Thursday, May 30, 2013

"Sophisticated corn" : a few thoughts about Sam's Strip

When I first noticed the book Sam's Strip: the Comic About Comics by Mort Walker & Jerry Dumas, published by Fantagraphics in 2009, I took a double-take. The blurb indicated this was a collection of a short-lived 1961-1963 comic strip, yet hadn't I seen the lead characters as comic strip stars in the 1970s? And why would Fantagraphics, of all entities, be interested in something by Mort Walker?

As I learned from the book, the two principals of Sam's Strip were eventually modified and reused as the leads of Sam & Silo, which has apparently been running since 1977 (I think the most recent Sam & Silo I've seen is from 1979 - it hasn't been popular in this part of the globe for decades).

Sam's Strip (created principally by Dumas) was a little too high-concept. The cast of the strip were not only aware of their nature as comic strip characters, but would devote their panels (and gutters) to explaining how their comic strip reality functioned, or satirized old comic strip tropes; characters from comic strips stretching back the Yellow Kid would frequently appear (Happy Hooligan becomes a semi-regular), never quoting the proper ownership copyrights (even with Disney characters). Put most succinctly, Sam's Strip was "meta."

It seems appropriate for such an abstract strip to feature a similarly abstract character and setting. Sam is represented by a giant oval, his head, arms and legs only minor accessories; Sam's surroundings are usually an empty void; it works brilliantly to get across how different Sam's Strip is from other strips on the page.

Does the failure of Sam's Strip suggest audiences aren't interested in "meta" commentary about their comic strips? Not necessarily - "meta" humour frequently appears in (to involve a different medium) Warner's Looney Tunes cartoons; the difference being, the Warner cartoons include "meta" jokes against some semblance of plot; there is no plot in Sam's Strip and it could be why audiences were lukewarm. When the book wasn't being "meta," it devoted itself to many of the same gags and topical humour found in other strips of the day.

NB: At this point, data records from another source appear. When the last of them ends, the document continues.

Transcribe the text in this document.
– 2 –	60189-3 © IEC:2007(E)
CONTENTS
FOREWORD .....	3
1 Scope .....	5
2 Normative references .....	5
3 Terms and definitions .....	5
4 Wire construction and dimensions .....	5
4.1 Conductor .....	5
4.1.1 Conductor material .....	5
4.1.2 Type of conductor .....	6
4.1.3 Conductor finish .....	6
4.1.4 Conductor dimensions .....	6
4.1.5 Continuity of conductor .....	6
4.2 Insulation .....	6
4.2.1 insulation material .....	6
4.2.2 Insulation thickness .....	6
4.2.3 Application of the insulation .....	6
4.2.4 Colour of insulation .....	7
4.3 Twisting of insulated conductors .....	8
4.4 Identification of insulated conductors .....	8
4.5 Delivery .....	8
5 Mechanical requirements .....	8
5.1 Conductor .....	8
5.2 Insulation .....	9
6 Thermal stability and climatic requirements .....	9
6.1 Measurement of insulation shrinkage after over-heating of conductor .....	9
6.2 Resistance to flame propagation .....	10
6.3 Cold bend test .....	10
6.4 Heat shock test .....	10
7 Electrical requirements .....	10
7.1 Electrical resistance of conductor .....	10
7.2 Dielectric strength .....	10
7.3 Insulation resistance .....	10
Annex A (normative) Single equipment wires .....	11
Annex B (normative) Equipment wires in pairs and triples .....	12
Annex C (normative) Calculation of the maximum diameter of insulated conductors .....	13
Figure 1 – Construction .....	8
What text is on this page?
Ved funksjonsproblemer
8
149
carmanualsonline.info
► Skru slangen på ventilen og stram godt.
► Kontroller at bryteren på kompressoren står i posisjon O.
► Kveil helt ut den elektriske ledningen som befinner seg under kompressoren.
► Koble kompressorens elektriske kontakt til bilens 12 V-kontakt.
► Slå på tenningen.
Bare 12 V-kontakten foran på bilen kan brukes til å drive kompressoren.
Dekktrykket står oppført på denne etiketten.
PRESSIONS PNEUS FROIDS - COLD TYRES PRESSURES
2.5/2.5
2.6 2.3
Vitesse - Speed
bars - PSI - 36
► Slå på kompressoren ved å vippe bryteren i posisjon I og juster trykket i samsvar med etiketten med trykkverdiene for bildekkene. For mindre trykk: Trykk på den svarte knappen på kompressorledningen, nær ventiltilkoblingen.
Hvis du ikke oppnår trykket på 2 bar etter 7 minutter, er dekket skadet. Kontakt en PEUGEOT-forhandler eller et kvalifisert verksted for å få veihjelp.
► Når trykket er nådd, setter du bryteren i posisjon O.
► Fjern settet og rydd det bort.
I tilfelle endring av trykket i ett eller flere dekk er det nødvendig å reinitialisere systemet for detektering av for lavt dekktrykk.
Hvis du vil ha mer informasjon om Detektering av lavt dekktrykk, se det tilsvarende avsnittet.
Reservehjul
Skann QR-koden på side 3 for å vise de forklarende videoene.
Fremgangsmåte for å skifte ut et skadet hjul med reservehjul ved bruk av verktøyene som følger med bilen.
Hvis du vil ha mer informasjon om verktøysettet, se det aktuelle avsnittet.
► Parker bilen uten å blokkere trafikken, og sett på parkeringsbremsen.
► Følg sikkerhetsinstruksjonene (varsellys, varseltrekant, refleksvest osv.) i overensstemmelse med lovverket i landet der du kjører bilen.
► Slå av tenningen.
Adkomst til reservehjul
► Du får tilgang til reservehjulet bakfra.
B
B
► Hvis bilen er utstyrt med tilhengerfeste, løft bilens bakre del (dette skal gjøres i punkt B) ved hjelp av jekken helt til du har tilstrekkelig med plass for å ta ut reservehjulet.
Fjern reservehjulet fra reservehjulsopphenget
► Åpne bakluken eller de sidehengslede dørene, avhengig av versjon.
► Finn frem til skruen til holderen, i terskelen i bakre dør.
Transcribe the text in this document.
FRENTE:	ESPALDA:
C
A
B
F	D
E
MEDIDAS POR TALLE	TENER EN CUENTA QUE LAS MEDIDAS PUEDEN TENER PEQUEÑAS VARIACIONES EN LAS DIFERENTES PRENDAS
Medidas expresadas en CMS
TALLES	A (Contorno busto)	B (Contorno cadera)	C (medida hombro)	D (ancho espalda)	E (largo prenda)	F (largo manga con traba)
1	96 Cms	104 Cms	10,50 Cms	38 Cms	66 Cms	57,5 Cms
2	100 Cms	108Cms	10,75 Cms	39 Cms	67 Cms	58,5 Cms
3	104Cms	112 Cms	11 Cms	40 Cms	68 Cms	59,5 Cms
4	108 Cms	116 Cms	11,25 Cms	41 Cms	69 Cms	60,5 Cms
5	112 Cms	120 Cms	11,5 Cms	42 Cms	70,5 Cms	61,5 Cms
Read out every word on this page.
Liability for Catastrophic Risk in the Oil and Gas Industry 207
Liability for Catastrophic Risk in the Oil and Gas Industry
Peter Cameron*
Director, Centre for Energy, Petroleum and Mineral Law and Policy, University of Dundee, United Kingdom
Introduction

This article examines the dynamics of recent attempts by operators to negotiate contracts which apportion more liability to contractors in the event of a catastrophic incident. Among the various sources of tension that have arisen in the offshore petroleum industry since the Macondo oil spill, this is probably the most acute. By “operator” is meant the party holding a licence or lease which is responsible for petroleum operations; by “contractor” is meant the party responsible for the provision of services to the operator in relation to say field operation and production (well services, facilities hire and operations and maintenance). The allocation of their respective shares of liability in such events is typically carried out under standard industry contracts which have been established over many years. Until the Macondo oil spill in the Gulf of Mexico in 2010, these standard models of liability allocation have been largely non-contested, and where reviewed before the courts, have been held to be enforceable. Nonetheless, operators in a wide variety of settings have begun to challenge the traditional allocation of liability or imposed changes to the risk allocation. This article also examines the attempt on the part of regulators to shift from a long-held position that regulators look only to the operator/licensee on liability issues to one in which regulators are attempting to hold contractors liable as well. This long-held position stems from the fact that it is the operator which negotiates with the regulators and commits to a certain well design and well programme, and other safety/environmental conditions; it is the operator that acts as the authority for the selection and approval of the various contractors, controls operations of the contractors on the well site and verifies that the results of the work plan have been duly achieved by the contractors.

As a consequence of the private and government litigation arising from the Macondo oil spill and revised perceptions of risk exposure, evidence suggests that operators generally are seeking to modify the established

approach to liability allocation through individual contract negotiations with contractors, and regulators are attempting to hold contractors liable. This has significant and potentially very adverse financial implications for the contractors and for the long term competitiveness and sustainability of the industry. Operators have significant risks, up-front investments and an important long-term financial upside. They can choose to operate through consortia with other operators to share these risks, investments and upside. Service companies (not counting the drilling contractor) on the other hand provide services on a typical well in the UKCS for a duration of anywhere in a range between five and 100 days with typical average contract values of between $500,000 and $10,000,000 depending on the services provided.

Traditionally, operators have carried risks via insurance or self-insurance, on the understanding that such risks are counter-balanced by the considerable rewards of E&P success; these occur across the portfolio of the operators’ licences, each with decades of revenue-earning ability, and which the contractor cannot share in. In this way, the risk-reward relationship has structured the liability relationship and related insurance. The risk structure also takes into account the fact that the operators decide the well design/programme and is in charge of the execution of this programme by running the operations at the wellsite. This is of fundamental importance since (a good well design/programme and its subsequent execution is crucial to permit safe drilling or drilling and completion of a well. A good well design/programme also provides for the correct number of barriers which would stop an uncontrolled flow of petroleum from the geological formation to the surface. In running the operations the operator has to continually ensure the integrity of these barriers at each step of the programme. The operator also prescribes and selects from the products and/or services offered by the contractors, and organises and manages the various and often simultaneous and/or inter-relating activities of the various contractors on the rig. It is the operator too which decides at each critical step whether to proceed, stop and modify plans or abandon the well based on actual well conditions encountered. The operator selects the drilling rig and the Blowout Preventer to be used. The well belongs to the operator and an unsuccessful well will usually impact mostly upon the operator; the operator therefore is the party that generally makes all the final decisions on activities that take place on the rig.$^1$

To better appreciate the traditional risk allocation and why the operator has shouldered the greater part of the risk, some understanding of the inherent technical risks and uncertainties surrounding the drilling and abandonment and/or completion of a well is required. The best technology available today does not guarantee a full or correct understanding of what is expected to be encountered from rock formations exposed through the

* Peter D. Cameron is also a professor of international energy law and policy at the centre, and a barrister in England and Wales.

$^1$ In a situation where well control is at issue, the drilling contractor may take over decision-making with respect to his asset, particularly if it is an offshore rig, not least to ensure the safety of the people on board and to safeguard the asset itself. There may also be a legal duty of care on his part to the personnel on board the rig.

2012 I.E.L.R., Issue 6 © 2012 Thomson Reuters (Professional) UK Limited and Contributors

My favourite aspect of Sam's Strip are the many guest stars - not simply their presence in the strips, but the care Dumas devoted to capturing each character's style. It's no small thing to see characters like Popeye, Donald Duck and Jiggs sharing a panel, each looking authentic. Although Dumas seldom worked on his backgrounds, when he did, he proved capable of beautifully detailed work (some samples of Sam & Silo provided in the book demonstrate he's still game).

My tiny library of comic strip books continues to grow; my copy of Sam's Strip: the Comic About Comics is a welcome addition!